Not once did it occur to me, mid-dream, that the scenario was unlikely or weird - instead, I marveled at the horse's positive attitude.
In another, I suddenly had a six-year-old son who kept sneaking away to the men-only bathhouse.
Did I remind myself - as actual, real life panic began to rise - that this was a fictional situation?
That probably, at some point, I would have noticed I'd had a child? No, I was far too busy searching madly for a male stranger to go into the bathhouse and fetch it back again.
It's like our mind suddenly splits in two: one half a nutty story teller weaving the latest inane narrative, the other half a dumb, nodding child, wholly accepting of chatty cavalry and surprise sprogs.
Given this nocturnal naivety, it's no wonder our dreams affect our daily emotional lives - that you can wake up stressed, sad or anxious thanks to their content.
For lack of a better term, they can give you an emotional hangover.
This was the premise of a new study by researchers at Maryland University, who wanted to know if our dream-life affects how we treat our partners in real life.

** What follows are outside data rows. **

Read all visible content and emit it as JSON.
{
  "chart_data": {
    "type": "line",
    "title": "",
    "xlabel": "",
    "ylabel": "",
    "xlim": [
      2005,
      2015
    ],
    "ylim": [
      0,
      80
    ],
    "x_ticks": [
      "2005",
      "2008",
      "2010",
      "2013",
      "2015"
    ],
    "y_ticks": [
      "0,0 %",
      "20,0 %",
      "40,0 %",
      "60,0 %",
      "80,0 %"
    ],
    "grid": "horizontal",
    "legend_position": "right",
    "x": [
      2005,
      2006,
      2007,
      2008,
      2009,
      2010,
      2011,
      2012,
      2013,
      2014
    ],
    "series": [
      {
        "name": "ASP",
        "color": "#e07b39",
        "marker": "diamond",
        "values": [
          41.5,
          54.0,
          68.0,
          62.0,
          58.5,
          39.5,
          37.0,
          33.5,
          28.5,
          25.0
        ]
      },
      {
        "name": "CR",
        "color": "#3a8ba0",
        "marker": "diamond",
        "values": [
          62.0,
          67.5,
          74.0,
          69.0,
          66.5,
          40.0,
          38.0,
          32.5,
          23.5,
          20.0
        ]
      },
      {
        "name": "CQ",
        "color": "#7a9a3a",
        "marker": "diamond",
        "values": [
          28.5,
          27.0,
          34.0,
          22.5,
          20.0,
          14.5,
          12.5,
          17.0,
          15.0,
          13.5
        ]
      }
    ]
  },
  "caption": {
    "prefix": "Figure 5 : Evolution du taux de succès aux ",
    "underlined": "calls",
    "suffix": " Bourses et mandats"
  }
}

Or, as the study itself puts it: the extent to which dreams of close others would predict subsequent waking experiences with those partners.
To find out, they collected two-week dream diaries from 61 undergraduate students, who also reported their daily activity with their partners, including any intimacy and conflict.
The results were clear: dream-based jealousy, infidelity and conflict lead to real-life conflict and reduced intimacy the following days.
Even when researchers accounted for factors like attachment styles, relationship quality, and activities that might have skewed the results.
Interestingly, dreams about sex (presumably sex with said partner) meant more intimacy the next day or so - but only for students who were serious about their partners.
When students dreamed of sex and felt a low level of commitment, there was less intimacy over the next few days.
All of which you probably already knew, from that morning you wanted to smack your boyfriend over the head for doing that really bad thing he never actually did.
Still, it's the first study of its kind, and verifies a universal truth: humans are definitely more daft when they're asleep.
But they're still pretty daft when they're awake, too. No offense.